Breakages day

Yesterday was breakages day. Thirteen may or may not be unlucky, depending on your particular viewpoint, so I won’t dwell on how 23rd August was 13 days out from my Great OE.

The day was meant to focus on gardening. There are 6 gardens still to be dealt with before I leave. Pruning, weeding, mulching and shifting plants takes time, but will set the scene for the coming summer.

The early morning sun was strengthening on my back, but it’s warmth had not yet reached the soil from which my fingers needed to be wrenching out weeds. Breaking off long-deceased dahlia stems with a satisfying snap and crackle was therefore the first task, whilst my mind insisted in wandering off to OE planning.

Realizing I’d not added folding coat-hangers to my purchase list, I popped into the house. One day I’ll learn not to use my teeth to open things. The whiteboard marker lid gleefully took part of a front tooth with it. The mirror showed how every OE selfie would show a raggedly-broken smile.

My dentist is particularly brilliant, which is why she is booked up for months ahead. There was no chance of an appointment within 12 days. I rang anyway.

Receptionists come in many forms, but the one’s who understand my pain are gold. She found a space! With another dentist but who cares?

Actually, I do. When I was a child, my mother gifted me a rare day off school to go to town. The excitement level was right up there; several hours drive away, town offered the adventure of a bought lunch, and shopping.

On this particular day though, at exactly 11am, I found myself unceremoniously ordered by a towering white-coated ogre into the monstrosity that was the dentists chair, surrounded by gleaming torture instruments, and hissing nozzles. My mother went shopping.

Eight teeth were wrenched from my mouth that day. Blood flowed freely. The dentist sweated onto my forehead as he grunted his way through my nightmare.

Mum’s car found every pothole on the way home, jack-hammering through my mouth. I didn’t get lunch.

Decades later I marveled at the painless dental experiences of my own children. Eventually I put my brave boots on and made an appointment. I sweated in the waiting room and wobbled into the dentists surgery. I couldn’t get into the chair. The dentist had warm eyes, listening ears, and gave the impression of having all the time in the world. Eventually we agreed that she would just take x-rays. The chair let me lie on top, free to leave at any time. X-rays done, the dentist gently asked if she could have a look at my teeth. When she brought forth a fine silver hook, my feet crossed each other, my hands clutched the sides of the chair, and I wanted to cry.

That lovely dentist had a quiet look, then announced I was done. There had been no pain, no hissing nozzles, and no blood.

Over the following months all the overdue work was completed, including two extractions which didn’t involve climbing walls or being knocked out. The dentist provided a safe environment, getting me to where I could have annual check-ups. Oh the joy of a visit where she announced ‘nothing to be done!’

But to go to a different dentist? Was I ready? Just how important are smooth teeth for OE selfies? I took the appointment.

What are the odds of a second star dentist? Good apparently. Graham was everything I could have wished for; he’d even read my patient notes! He beautifully restored my smile, ready for travel.

Being in town unexpectedly, I decided to visit my relatively-housebound mother. Ours is a broken relationship. It’s safest for me to phone occasionally, and call in about four times a year. She is my mother and I love her dearly, but experience has taught me to keep a loving distance in order to maintain what we have. There were times of easy friendship, and I choose to protect their memory by not exposing risk.

Yesterday, what a shock. Her house was completely closed up, curtains shut, and a stillness that says all is not well. I pressed the bell, but there was no answering cry. Was she lying on the floor, helpless and afraid? Should I break in?

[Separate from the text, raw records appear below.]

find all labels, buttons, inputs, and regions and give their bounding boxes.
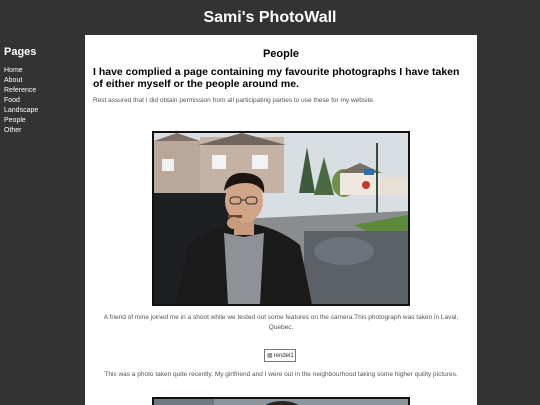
photo-portrait-image — [154, 133, 408, 304]
nav-item-reference: Reference — [4, 86, 82, 96]
nav-link-reference[interactable]: Reference — [4, 87, 36, 94]
photo-caption-2: This was a photo taken quite recently. M… — [104, 371, 458, 378]
nav-link-about[interactable]: About — [4, 77, 22, 84]
nav-item-about: About — [4, 76, 82, 86]
site-header: Sami's PhotoWall — [0, 0, 540, 35]
nav-list: Home About Reference Food Landscape Peop… — [4, 66, 82, 136]
nav-item-people: People — [4, 116, 82, 126]
nav-link-home[interactable]: Home — [4, 67, 23, 74]
nav-link-people[interactable]: People — [4, 117, 26, 124]
intro-text: Rest assured that I did obtain permissio… — [93, 97, 375, 104]
nav-item-landscape: Landscape — [4, 106, 82, 116]
nav-item-home: Home — [4, 66, 82, 76]
broken-image-alt-text: rendel1 — [273, 352, 294, 359]
broken-image-icon: ▦ — [267, 353, 273, 359]
nav-link-landscape[interactable]: Landscape — [4, 107, 38, 114]
photo-caption-1: A friend of mine joined me in a shoot wh… — [103, 314, 459, 331]
site-title: Sami's PhotoWall — [203, 8, 337, 26]
broken-image-rendel1: ▦ rendel1 — [264, 349, 296, 362]
nav-link-food[interactable]: Food — [4, 97, 20, 104]
photo-next-image — [154, 399, 408, 405]
photo-next-partial — [152, 397, 410, 405]
nav-link-other[interactable]: Other — [4, 127, 22, 134]
intro-heading: I have complied a page containing my fav… — [93, 66, 460, 90]
photo-portrait-smoking — [152, 131, 410, 306]
main-content: People I have complied a page containing… — [85, 35, 477, 405]
nav-item-other: Other — [4, 126, 82, 136]
nav-item-food: Food — [4, 96, 82, 106]
sidebar-heading: Pages — [4, 46, 37, 58]
sidebar: Pages Home About Reference Food Landscap… — [4, 46, 82, 136]
page-title: People — [262, 48, 300, 60]
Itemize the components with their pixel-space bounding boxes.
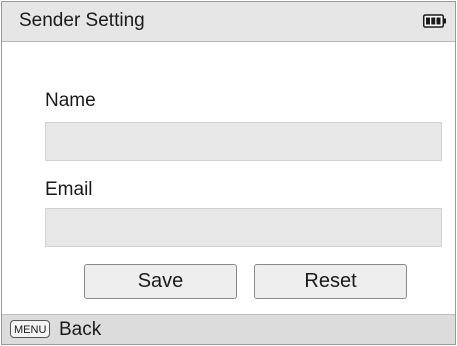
- menu-key-icon[interactable]: MENU: [10, 320, 51, 338]
- name-label: Name: [45, 90, 96, 111]
- save-button[interactable]: Save: [84, 264, 237, 299]
- page-title: Sender Setting: [19, 10, 145, 31]
- title-bar: Sender Setting: [2, 2, 455, 42]
- back-label[interactable]: Back: [59, 319, 101, 341]
- footer-bar: MENU Back: [2, 314, 455, 344]
- email-label: Email: [45, 179, 93, 200]
- sender-setting-screen: Sender Setting Name Email Save Reset MEN…: [1, 1, 456, 345]
- reset-button[interactable]: Reset: [254, 264, 407, 299]
- name-field[interactable]: [45, 122, 442, 161]
- battery-full-icon: [423, 14, 447, 28]
- email-field[interactable]: [45, 208, 442, 247]
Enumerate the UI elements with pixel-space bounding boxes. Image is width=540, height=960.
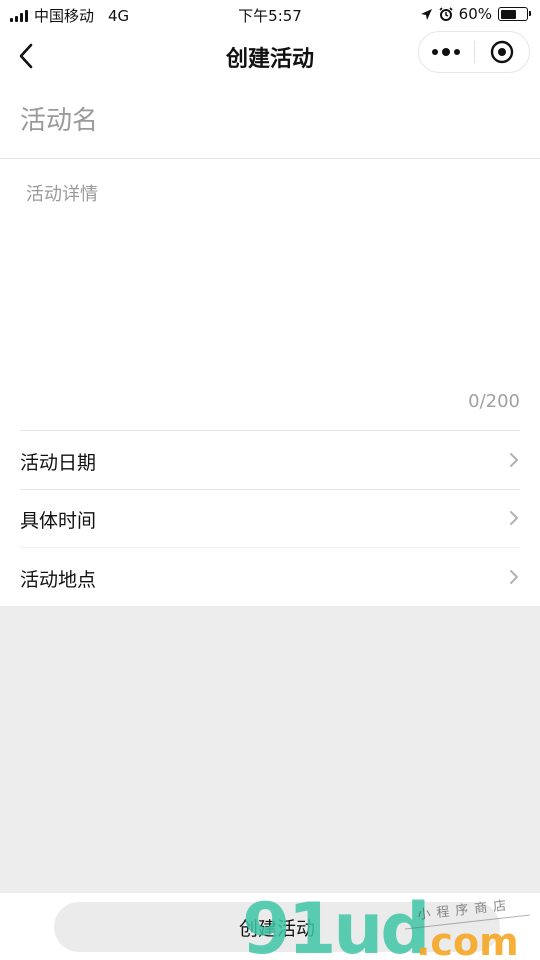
- divider: [0, 158, 540, 159]
- create-activity-button[interactable]: 创建活动: [54, 902, 500, 952]
- activity-form: 0/200 活动日期 具体时间 活动地点: [0, 84, 540, 606]
- capsule-menu: [418, 31, 530, 73]
- chevron-right-icon: [510, 570, 518, 584]
- nav-bar: 创建活动: [0, 28, 540, 84]
- row-activity-location[interactable]: 活动地点: [20, 548, 520, 606]
- activity-name-input[interactable]: [20, 84, 520, 158]
- more-dots-icon: [432, 48, 461, 56]
- target-circle-icon: [490, 40, 513, 64]
- status-bar: 中国移动 4G 下午5:57 60%: [0, 0, 540, 28]
- bottom-bar: 创建活动: [0, 893, 540, 960]
- activity-detail-textarea[interactable]: [26, 180, 520, 380]
- chevron-right-icon: [510, 511, 518, 525]
- row-label: 活动日期: [20, 452, 97, 474]
- row-label: 具体时间: [20, 510, 97, 532]
- alarm-icon: [439, 7, 453, 21]
- battery-icon: [498, 7, 531, 21]
- status-right: 60%: [420, 5, 531, 23]
- char-counter: 0/200: [468, 391, 520, 412]
- row-specific-time[interactable]: 具体时间: [20, 489, 520, 547]
- row-label: 活动地点: [20, 569, 97, 591]
- battery-percent: 60%: [458, 5, 492, 23]
- row-activity-date[interactable]: 活动日期: [20, 431, 520, 489]
- chevron-right-icon: [510, 453, 518, 467]
- more-button[interactable]: [419, 32, 474, 72]
- location-arrow-icon: [420, 8, 432, 20]
- close-miniprogram-button[interactable]: [475, 32, 530, 72]
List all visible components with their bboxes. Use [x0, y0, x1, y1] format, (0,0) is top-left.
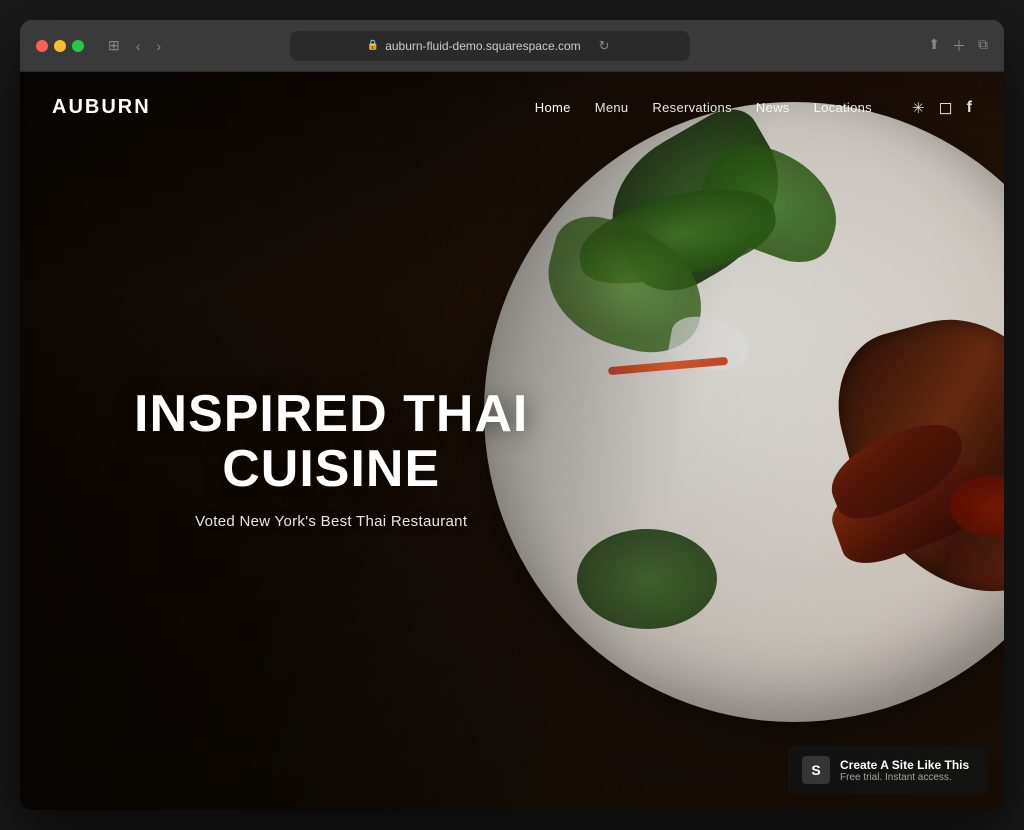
instagram-icon[interactable]: ◻ [939, 98, 953, 118]
nav-home[interactable]: Home [535, 100, 571, 115]
website-content: AUBURN Home Menu Reservations News Locat… [20, 72, 1004, 810]
browser-window: ⊞ ‹ › 🔒 auburn-fluid-demo.squarespace.co… [20, 20, 1004, 810]
cta-title: Create A Site Like This [840, 758, 969, 772]
cta-banner[interactable]: S Create A Site Like This Free trial. In… [788, 746, 988, 794]
browser-controls: ⊞ ‹ › [104, 35, 165, 56]
browser-chrome: ⊞ ‹ › 🔒 auburn-fluid-demo.squarespace.co… [20, 20, 1004, 72]
hero-subtitle: Voted New York's Best Thai Restaurant [52, 513, 610, 530]
traffic-lights [36, 40, 84, 52]
site-logo[interactable]: AUBURN [52, 96, 151, 119]
nav-menu[interactable]: Menu [595, 100, 629, 115]
sidebar-toggle-icon[interactable]: ⊞ [104, 35, 124, 56]
nav-reservations[interactable]: Reservations [652, 100, 731, 115]
browser-actions: ⬆ ＋ ⧉ [928, 36, 988, 56]
facebook-icon[interactable]: f [967, 99, 972, 117]
cta-text: Create A Site Like This Free trial. Inst… [840, 758, 969, 783]
minimize-button[interactable] [54, 40, 66, 52]
tab-overview-icon[interactable]: ⧉ [978, 36, 988, 56]
maximize-button[interactable] [72, 40, 84, 52]
social-links: ✳ ◻ f [912, 98, 972, 118]
squarespace-icon: S [802, 756, 830, 784]
address-bar[interactable]: 🔒 auburn-fluid-demo.squarespace.com ↻ [290, 31, 690, 61]
hero-title: INSPIRED THAI CUISINE [52, 387, 610, 496]
nav-locations[interactable]: Locations [814, 100, 872, 115]
navigation: AUBURN Home Menu Reservations News Locat… [20, 72, 1004, 143]
lock-icon: 🔒 [367, 40, 379, 51]
forward-icon[interactable]: › [152, 36, 165, 56]
hero-title-line2: CUISINE [222, 440, 440, 498]
yelp-icon[interactable]: ✳ [912, 99, 925, 117]
back-icon[interactable]: ‹ [132, 36, 145, 56]
url-text: auburn-fluid-demo.squarespace.com [385, 39, 580, 53]
close-button[interactable] [36, 40, 48, 52]
hero-title-line1: INSPIRED THAI [134, 385, 528, 443]
cta-subtitle: Free trial. Instant access. [840, 772, 969, 783]
hero-content: INSPIRED THAI CUISINE Voted New York's B… [52, 387, 610, 529]
share-icon[interactable]: ⬆ [928, 36, 940, 56]
new-tab-icon[interactable]: ＋ [952, 36, 966, 56]
nav-news[interactable]: News [756, 100, 790, 115]
refresh-icon[interactable]: ↻ [595, 36, 614, 56]
nav-links: Home Menu Reservations News Locations ✳ … [535, 98, 972, 118]
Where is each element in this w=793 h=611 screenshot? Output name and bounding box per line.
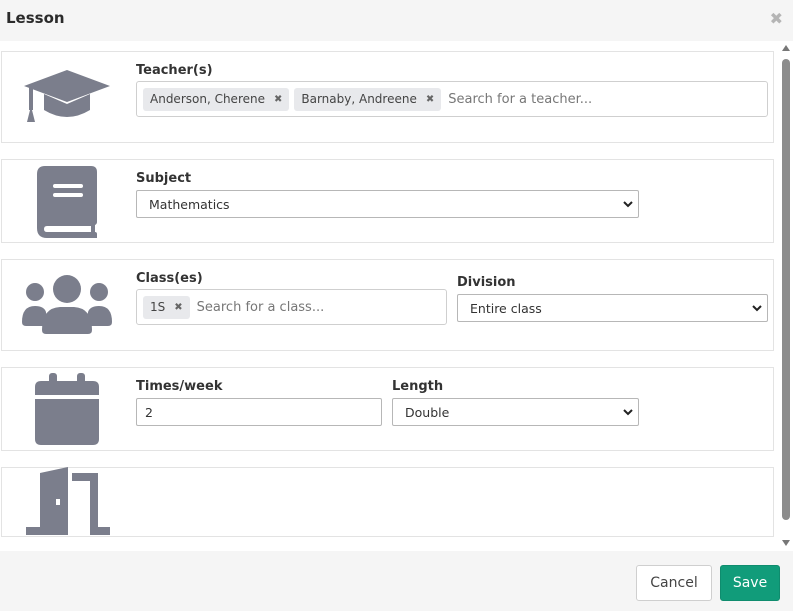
subject-card: Subject Mathematics (1, 159, 774, 243)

An out-of-town sister has the responsibility of Mum’s care. A quick call told us both what we wanted to know. Mum had fallen, found on the floor by a carer. My sister hadn’t heard from the hospital, but the fact that Mum wasn’t back home confirmed the likelihood of a broken hip, and so it turned out. Surgery yesterday afternoon, and a long recovery to come.

Broken hips can have life-shortening consequences in the elderly. Do I need to cancel my plans; be here for Mum?

Breakages come in many forms; there’s the healthy break of deceased dahlia stems, the repairable tooth-break, and the agonizing hip break, but the one which sits long-term under our hearts is the break of relationships with folk we love.

I tried to imagine the coming weeks if I was to cancel my OE in favor of looking after my mother, as all good daughters should. Picture taking her flowers, doing her shopping, making sure she was comfortable, and spending hours in her company, listening to her particular version of history and Christianity. I saw the walls closing in, with me reverting from happy energetic grandmother to the little girl who meekly endures whatever my mother chooses to put me through. The resentment nut would inevitably find it’s way back in, damaging what little relationship my mother and I have left.

In twelve days I am leaving on the Great OE. Some things I leave behind may be broken, but they are as intact as they can be, as am I.